Carbon nanotube transistors (CNTFETs) are particularly attractive due to the possibility of near ballistic channel transport, easy application of high-K gate insulators, and novel device physics. It is important, therefore, to understand device physics, optimize transistor designs, assess ultimate performance limits, and to identify appropriate applications. Device simulation can be a powerful tool for such studies. In this presentation, we describe a self-consistent, atomistic scale simulation tool for ballistic carbon nanotube transistors and use the tools to explore CNTFETs device physics and design.
CNTFETs were simulated by solving the Schrödinger equation using the non-equilibrium Green's function (NEGF) formalism self-consistently with the Poisson equation. Ballistic transport was assumed. An atomistic description of the nanotube using a tight binding Hamiltonian with an atomistic (pz orbital) basis was used. Significant computational savings were achieved by using a mode space approach. Open boundary conditions with a phenomenological description of the metal-nanotube contact were used. Both Schottky barrier and conventional MOSFET-like CNTFETs were examined.

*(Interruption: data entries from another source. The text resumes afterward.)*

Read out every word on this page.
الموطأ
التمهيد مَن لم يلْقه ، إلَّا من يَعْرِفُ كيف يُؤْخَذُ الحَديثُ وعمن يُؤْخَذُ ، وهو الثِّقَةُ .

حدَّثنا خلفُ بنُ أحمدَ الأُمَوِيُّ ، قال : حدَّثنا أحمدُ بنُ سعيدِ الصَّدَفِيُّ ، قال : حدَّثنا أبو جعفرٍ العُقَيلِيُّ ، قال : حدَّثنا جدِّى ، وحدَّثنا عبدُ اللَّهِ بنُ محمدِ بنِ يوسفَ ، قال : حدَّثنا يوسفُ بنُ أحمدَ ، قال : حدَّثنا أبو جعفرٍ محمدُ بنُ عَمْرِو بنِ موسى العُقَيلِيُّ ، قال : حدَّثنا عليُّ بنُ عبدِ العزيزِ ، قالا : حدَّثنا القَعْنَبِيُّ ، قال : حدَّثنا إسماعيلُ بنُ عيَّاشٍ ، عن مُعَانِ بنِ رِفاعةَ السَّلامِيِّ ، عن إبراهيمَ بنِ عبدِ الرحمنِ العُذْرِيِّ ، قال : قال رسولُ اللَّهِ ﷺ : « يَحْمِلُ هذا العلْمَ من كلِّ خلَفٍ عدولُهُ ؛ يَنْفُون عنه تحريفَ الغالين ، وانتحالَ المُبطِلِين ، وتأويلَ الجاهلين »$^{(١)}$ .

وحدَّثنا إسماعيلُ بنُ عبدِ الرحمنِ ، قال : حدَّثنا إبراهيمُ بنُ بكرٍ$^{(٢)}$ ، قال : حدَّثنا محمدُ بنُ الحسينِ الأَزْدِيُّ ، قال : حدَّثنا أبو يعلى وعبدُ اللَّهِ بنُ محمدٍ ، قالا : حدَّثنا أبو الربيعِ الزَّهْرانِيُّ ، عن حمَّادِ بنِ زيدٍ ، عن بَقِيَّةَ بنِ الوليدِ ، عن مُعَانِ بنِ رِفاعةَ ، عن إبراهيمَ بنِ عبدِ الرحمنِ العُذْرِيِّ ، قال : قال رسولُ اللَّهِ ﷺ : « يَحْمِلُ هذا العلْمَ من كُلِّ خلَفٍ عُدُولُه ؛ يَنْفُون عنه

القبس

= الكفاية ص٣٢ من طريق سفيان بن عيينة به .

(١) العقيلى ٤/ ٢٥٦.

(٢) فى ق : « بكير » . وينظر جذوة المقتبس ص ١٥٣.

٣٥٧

The electrostatics of carbon nanotube devices differ significantly from conventional silicon devices due to the1D geometry of the nanotube. For an intrinsic carbon nanotube attached to the bulk contacts, charge transfer doping is significant if the metal-nanotube barrier height is low and the insulator dielectric constant is high. The contact geometry plays an important role. If the contacts are metal wires rather than bulk contacts, the charge density of the nanotube channel is essentially determined by the electrostatics environment rather than the contact properties. The penetration length of the source/drain field can be engineered by the gate oxide thickness and the contact size, which provides methods to suppress the electrostatic short channel effects.
The scaling behavior of CNTFETs was also studied. We restrict our attention to Schottky barrier carbon nanotube FETs whose metal source/drain is attached to an intrinsic carbon nanotube channel. Ambipolar conduction is found to be an important factor that must be carefully considered in device design, especially when the gate oxide is thin. The channel length scaling limit imposed by source-drain tunneling is found to be between 5nm and 10nm, depending on the off-current specification. Using a large diameter tube increases the on-current, but it also increases the leakage current.
Although most carbon nanotube transistors behave as Schottky barrier transistors so far, the ultimate transistor performance is achieved when the transistor at the ballistic MOSFET-like operation limit when 1) the current is limited by barrier inside the channel rather than at the M/S contacts and 2) the channel is ballistic. To explore the possible role of CNTFETs in future electronic systems, it is important to compare the upper limit performance of a ballistic CNTFET to that of a ballistic silicon MOSFET. The results show that at the same transistor intrinsic delay, the on-off ratio of CNTFETs is hundreds of times larger than Si MOSFETs.